Quite a departure, I know, this post is, from the dead baby shenanigans and bad show titles of the last few days. I think we all needed to get something off our chests, if you will.

I am thinking the Bad Show Titles should be a regular occurrence that we keep adding to. There are so many more out there, I am sure. Any other game suggestions will be much appreciated.

One more thing....missing angels, our little stillborns, we are not done with you. I don't know how or when, but you will be back, I can feel it in my sick thick gullet......

Monday, January 09, 2006

Please Excuse Me

In no way do I want to cease ruminations on the topic of Bad Art Show Titles, but I have this love for Donald Barthelme and it is so deep that I must post another quote. This one is from "The Rise of Capitalism" also from the 60 Stories collection.

"The first thing I did was make a mistake. I thought I had understood capitalism, but what I had done was assume an attitude - melancholy sadness - toward it. This attitude is not correct. Fortunately your letter came, at that instant. "Dear Rupert, I love you every day. You are the world, which is life. I love you I adore you I am crazy about you. Love, Marta." Reading between the lines, I understood your critique of my attitude towards capitalism....Darkness falls. My neighbor continues to commit suicide, once a fortnight. I have his suicides geared into my schedule because my role is to save him, once I was late and he spent two days unconscious on the floor.
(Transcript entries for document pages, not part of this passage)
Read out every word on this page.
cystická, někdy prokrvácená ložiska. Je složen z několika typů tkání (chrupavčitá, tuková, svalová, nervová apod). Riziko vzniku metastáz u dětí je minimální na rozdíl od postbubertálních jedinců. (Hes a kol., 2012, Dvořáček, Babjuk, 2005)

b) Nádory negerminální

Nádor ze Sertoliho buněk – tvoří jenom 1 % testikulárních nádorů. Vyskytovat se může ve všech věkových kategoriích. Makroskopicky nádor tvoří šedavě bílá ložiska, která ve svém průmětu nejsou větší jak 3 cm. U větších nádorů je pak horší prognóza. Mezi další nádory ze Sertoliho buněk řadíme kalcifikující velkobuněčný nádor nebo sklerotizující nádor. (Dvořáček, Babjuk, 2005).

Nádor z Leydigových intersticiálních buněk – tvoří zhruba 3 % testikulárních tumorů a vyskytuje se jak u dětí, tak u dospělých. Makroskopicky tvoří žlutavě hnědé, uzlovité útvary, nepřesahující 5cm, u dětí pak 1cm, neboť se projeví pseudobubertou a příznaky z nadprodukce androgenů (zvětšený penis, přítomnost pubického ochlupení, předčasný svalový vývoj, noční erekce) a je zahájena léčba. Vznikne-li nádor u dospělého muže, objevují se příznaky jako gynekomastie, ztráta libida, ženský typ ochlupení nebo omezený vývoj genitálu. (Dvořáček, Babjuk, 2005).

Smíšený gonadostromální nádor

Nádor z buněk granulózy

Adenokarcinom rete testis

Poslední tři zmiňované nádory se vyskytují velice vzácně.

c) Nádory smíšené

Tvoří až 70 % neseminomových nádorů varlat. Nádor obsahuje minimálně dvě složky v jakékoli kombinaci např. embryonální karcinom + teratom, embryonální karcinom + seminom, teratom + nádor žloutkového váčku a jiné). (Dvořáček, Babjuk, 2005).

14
But now that I have understood that I have not understood capitalism, perhaps a less equivocal position toward it can be "hammered out."

Sunday, January 08, 2006

A Fun Game

Here is a fun game that I only started to play last night with some friends just as we were leaving a dinner party:

What would be the most wrong, the most embarrassing, the most raw and inappropriate title for a solo show?

Here are my ideas:

1. My Barren Womb
2. I am Miserable
3. Please Buy My Art and/or Write About It

On the Steps of the Conservatory

This is the opening from a Donald Barthelme short story:

-C'mon Hilda don't fret.
-Well Maggie it's a blow.
-Don't let it bother you, don't let it get you down.
-Once I thought they were going to admit me to the Conservatory but now I know they will never admit me to the Conservatory.
-Yes they are very particular about who they admit to the Conservatory. They will never admit you to the Conservatory.
-They will never admit me to the Conservatory, I know that now.
-You are not Conservatory material, I'm afraid. That's the plain truth of it.
-You're not important, they told me, just remember that, you're not important, what's so important about you? What?


Kind of reminds me of something. Something about, I don't know, being an artist?

Saturday, January 07, 2006

Medrie MacPhee



I loved this show. Please go see it at Michael Steinberg Fine Art. It was a fun and crowded opening, a testament to Medrie's wonderfulness. I have to go back to see it again with less people in order to have a coherent thought about it. They are very DiChirico, very Tanguy, there is a desert-like loneliness to them but the bright palette and warped biomorphic playfulness make them feel simultaneously buoyant and alive. I said a version of this already on Corny's blog, but felt the need to repeat self here.

Go Medrie! You are very loved.

Thursday, January 05, 2006

A Great Book

"Atonement" by Ian McEwan. Highly recommend. Very sad in a strange and removed way, very epic and wonderful. Just thought I'd mention it.